Lo único seguro que queda sobre el Brexit —que no ha hecho más que empezar — es la enseñanza de las nefastas consecuencias que tiene la estrategia demagógica de apelar a la voluntad de los votantes cuando uno es incapaz de afrontar las propias responsabilidades. David Cameron no se atrevió a afrontar la cuestión del papel que debía jugar Reino Unido en la construcción europea y convocó un apresurado referéndum en la creencia de que se convertiría en una victoria explotable a corto plazo y un cheque en blanco para obtener de Bruselas restricciones a la inmigración con las que aplacar a los populistas del UKIP liderados por Nigel Farage y los euroescépticos de su propio partido.
Queda aún un largo camino negociador para que culmine la salida de Reino Unido de la Unión. La carta de May activando el proceso de retirada ofrecía una buena oportunidad para encauzar la negociación de forma amistosa. Sin embargo, las amenazas veladas en cuanto a seguridad si no se llega a un acuerdo en los términos que Londres pretende y la calculada indefinición sobre los derechos de los ciudadanos de la UE residentes en Reino Unido, además de ser inaceptables, dejan claro que no estamos ante un “divorcio de terciopelo”.

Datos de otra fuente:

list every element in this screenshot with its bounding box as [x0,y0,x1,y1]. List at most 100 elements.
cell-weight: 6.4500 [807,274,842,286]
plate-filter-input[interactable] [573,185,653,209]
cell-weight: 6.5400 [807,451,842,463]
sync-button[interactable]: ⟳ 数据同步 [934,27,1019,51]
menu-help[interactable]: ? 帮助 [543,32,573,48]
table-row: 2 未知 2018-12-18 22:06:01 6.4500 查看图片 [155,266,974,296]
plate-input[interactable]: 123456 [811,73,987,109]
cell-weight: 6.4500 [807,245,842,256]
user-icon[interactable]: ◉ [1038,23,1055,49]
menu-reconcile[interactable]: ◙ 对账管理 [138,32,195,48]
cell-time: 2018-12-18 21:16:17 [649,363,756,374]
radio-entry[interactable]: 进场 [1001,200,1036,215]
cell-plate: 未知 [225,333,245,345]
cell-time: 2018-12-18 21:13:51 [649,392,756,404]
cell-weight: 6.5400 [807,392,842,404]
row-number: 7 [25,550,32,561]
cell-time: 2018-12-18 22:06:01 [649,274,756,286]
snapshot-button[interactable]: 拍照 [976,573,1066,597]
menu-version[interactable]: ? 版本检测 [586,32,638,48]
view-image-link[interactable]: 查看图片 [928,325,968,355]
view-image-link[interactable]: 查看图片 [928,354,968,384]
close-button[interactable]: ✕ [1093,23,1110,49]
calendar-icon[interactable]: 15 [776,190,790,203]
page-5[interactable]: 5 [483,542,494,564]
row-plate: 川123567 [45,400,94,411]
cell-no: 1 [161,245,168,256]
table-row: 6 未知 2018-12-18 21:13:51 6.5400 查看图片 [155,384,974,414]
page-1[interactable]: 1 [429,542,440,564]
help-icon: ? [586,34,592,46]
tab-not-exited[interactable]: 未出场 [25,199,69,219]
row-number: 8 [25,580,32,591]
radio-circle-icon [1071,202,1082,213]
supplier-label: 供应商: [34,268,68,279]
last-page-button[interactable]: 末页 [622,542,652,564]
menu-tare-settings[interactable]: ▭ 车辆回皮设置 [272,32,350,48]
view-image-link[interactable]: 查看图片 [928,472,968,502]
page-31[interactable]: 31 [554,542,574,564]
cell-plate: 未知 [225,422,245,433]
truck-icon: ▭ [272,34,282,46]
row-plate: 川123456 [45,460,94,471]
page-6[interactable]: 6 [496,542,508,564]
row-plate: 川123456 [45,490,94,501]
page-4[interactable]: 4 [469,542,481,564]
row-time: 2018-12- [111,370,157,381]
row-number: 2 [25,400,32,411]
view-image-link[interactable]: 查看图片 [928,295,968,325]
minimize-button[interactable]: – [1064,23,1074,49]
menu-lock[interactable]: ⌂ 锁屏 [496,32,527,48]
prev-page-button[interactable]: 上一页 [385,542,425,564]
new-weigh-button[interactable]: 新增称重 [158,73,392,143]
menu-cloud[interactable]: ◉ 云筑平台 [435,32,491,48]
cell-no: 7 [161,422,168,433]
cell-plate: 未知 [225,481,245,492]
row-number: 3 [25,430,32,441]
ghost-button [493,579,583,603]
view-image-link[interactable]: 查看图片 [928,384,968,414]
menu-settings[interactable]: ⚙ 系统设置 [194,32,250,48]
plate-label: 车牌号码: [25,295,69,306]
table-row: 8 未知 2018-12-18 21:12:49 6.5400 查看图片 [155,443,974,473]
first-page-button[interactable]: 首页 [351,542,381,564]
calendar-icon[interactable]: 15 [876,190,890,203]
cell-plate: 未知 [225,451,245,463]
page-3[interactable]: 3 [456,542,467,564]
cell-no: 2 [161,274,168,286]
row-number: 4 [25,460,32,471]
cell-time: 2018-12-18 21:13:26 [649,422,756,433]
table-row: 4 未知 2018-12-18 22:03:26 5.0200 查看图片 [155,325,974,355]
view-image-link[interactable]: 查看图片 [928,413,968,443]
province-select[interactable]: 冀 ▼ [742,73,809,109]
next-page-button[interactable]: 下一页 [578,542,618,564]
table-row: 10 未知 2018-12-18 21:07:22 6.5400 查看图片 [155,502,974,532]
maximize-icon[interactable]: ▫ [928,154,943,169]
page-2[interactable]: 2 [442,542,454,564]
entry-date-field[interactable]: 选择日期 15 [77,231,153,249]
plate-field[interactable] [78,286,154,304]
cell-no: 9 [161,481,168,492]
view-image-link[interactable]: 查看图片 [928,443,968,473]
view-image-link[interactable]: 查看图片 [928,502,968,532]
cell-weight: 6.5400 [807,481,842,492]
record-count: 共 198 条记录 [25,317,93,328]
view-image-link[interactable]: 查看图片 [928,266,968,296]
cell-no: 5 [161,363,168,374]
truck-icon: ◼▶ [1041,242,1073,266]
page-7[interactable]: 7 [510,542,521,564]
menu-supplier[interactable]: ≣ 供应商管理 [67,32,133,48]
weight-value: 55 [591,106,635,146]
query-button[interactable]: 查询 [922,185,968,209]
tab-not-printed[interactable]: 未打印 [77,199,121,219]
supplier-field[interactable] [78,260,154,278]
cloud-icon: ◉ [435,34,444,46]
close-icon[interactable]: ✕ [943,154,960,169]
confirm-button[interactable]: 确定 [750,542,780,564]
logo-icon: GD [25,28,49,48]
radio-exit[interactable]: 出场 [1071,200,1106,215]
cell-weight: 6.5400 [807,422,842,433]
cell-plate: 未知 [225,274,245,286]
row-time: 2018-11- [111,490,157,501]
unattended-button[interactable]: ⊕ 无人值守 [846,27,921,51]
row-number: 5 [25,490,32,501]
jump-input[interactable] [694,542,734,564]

Además, el hecho de que Londres pretenda vincular el proceso de desconexión con la negociación de una nueva relación, en contra de lo sostenido por Bruselas, que con toda lógica aspira a no mezclar ambos procesos, también augura una importante fuente de tensiones. Las negociaciones del Brexit arrancan pues sin acuerdo sobre qué se está negociando o cómo se va negociar y, a la vez, con una espada de Damocles pendiendo sobre los ciudadanos europeos y una inaceptable vinculación con la cooperación en materias de seguridad.

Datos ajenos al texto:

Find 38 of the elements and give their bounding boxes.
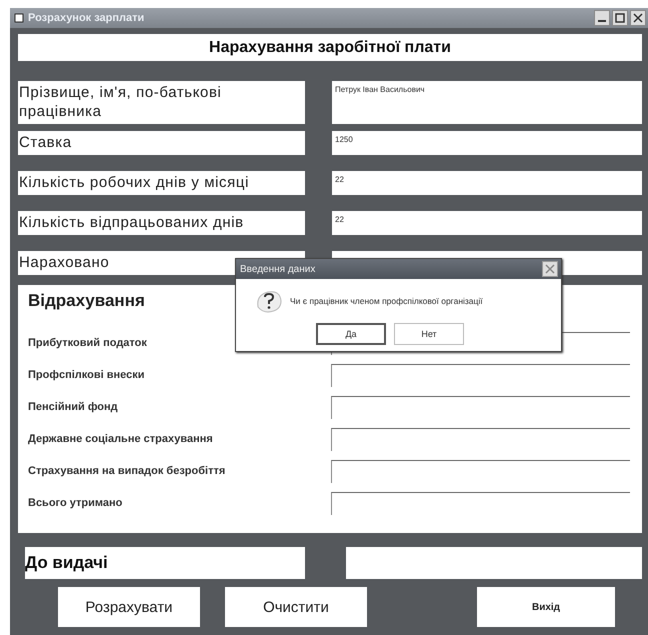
field-label: Страхування на випадок безробіття [28, 465, 226, 477]
action-button[interactable]: Очистити [225, 587, 367, 627]
input-field[interactable]: Петрук Іван Васильович [332, 81, 642, 124]
minimize-button[interactable] [594, 10, 610, 26]
dialog-button[interactable]: Нет [394, 323, 464, 345]
input-field[interactable] [331, 460, 630, 482]
window-icon [14, 13, 24, 23]
input-field[interactable]: 1250 [332, 131, 642, 155]
close-icon [545, 264, 555, 274]
close-button[interactable] [630, 10, 646, 26]
field-label: Кількість відпрацьованих днів [18, 211, 305, 235]
maximize-button[interactable] [612, 10, 628, 26]
maximize-icon [615, 13, 625, 23]
input-field[interactable] [331, 364, 630, 386]
panel-title: Відрахування [28, 291, 145, 311]
input-field[interactable] [331, 492, 630, 514]
field-label: До видачі [25, 547, 305, 579]
form-heading: Нарахування заробітної плати [18, 34, 642, 61]
field-label: Ставка [18, 131, 305, 155]
window-title: Розрахунок зарплати [28, 12, 146, 24]
field-label: Кількість робочих днів у місяці [18, 171, 305, 195]
input-field[interactable] [346, 547, 642, 579]
dialog-button[interactable]: Да [316, 323, 386, 345]
field-label: Державне соціальне страхування [28, 433, 213, 445]
input-field[interactable]: 22 [332, 211, 642, 235]
action-button[interactable]: Вихід [477, 587, 615, 627]
dialog-message: Чи є працівник членом профспілкової організації [290, 296, 483, 306]
input-field[interactable]: 22 [332, 171, 642, 195]
field-label: Прізвище, ім'я, по-батькові працівника [18, 81, 305, 124]
field-label: Профспілкові внески [28, 369, 144, 381]
input-field[interactable] [331, 396, 630, 418]
input-field[interactable] [331, 428, 630, 450]
close-icon [633, 13, 643, 23]
field-label: Всього утримано [28, 497, 122, 509]
field-label: Прибутковий податок [28, 337, 147, 349]
field-label: Пенсійний фонд [28, 401, 118, 413]
minimize-icon [598, 20, 606, 22]
action-button[interactable]: Розрахувати [58, 587, 200, 627]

La imagen de una Europa burocrática, fría, artificial y alejada de los intereses de los ciudadanos ha sido —y es— un arma muy dañina en manos de políticos populistas seguidores del “cuanto peor, mejor”. Por eso, a este lado del Canal de la Mancha, los responsables de la Unión deberían tomar buena nota y defender, más que nunca, el sentido y viabilidad del proyecto puesto en pie por Robert Schumann, Konrad Adenauer y otros.